1939: On the eve of World War II, King George VI suspends the ceremony of holding court in the Royal drawing rooms where unmarried, aristocratic ‘debutantes’ were presented to the sovereign. Queen Elizabeth II would go on to abolish the ceremony entirely. Henry Poole’s father James had modernised court dress by the order of Queen Victoria in 1869 from frilly Georgian lace jabot and cuff to a cleaner white tie and winged collar shirt worn with black velvet breeches and tails. In the year of The Wizard of Oz, Gone With The Wind and Now Voyager, Hollywood’s most powerful mogul MGM boss Louis B. Meyer chooses Kilgour, French & Stanbury as his Savile Row tailor of choice.

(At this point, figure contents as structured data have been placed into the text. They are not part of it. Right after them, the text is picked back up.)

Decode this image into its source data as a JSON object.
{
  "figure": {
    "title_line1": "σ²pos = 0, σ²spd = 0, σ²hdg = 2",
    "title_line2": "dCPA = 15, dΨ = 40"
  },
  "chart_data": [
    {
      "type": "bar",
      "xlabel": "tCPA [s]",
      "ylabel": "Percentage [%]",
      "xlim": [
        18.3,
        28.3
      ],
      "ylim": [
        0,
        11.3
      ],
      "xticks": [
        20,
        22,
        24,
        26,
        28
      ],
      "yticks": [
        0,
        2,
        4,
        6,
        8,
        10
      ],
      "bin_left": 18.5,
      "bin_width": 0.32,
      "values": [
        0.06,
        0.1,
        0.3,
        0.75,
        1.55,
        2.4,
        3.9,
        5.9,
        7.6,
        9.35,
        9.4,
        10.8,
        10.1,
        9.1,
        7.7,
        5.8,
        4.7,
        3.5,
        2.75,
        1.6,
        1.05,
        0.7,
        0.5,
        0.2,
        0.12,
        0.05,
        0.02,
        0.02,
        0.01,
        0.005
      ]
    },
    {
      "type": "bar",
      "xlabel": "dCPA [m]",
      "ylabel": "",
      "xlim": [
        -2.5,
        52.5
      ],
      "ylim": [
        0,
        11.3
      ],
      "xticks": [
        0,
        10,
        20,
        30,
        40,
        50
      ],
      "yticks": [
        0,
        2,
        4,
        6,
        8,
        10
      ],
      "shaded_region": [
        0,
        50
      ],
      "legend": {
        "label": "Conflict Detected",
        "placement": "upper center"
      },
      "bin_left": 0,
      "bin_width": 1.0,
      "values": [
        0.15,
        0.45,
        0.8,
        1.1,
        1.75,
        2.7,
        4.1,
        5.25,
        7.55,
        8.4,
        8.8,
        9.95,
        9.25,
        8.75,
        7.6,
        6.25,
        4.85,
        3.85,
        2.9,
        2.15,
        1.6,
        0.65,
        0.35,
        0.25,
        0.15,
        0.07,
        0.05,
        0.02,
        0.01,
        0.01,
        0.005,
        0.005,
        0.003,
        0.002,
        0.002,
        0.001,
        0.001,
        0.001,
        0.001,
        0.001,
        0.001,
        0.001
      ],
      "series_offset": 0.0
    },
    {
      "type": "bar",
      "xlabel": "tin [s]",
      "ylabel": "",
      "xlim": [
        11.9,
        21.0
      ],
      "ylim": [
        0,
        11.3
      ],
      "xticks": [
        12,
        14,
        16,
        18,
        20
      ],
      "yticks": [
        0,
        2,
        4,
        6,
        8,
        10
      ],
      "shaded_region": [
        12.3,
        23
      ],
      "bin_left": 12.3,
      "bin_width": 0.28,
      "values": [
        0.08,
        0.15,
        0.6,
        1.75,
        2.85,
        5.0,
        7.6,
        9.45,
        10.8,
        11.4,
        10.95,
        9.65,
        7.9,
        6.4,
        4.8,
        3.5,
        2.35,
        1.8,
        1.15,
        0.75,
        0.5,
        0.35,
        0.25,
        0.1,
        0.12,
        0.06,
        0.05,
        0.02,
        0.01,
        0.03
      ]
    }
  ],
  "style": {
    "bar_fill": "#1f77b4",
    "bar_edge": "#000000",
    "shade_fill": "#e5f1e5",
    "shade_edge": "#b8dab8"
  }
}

Where Meyer leads, Edward G. Robinson, Rex Harrison, Cary Grant, David Niven, Frank Sinatra and Ava Gardner follow.

1940: Gieves is approached by Charles Frazer-Smith (a character not dissimilar to Q in Ian Fleming’s James Bond books) to develop compass buttons, cavity buttons (concealing explosives, poison pellets and maps printed on silk) and Gili saws (serrated wire on a ring pull concealed in a cap badge) for British espionage agents on active service in Germany and occupied France.

1942: Colin Hammick joins Huntsman as a fifteen year old apprentice. He goes on to rise to the rank of the Head Cutter in the 50s and is largely responsible for pioneering the cut and style that is synonymous with Huntsman today.

1945: Hardy Amies, the first post-war haute couturier in London, restores the derelict husk of a Regency house at No 14 Savile Row that had suffered a direct hit in the Blitz and opens his doors for business.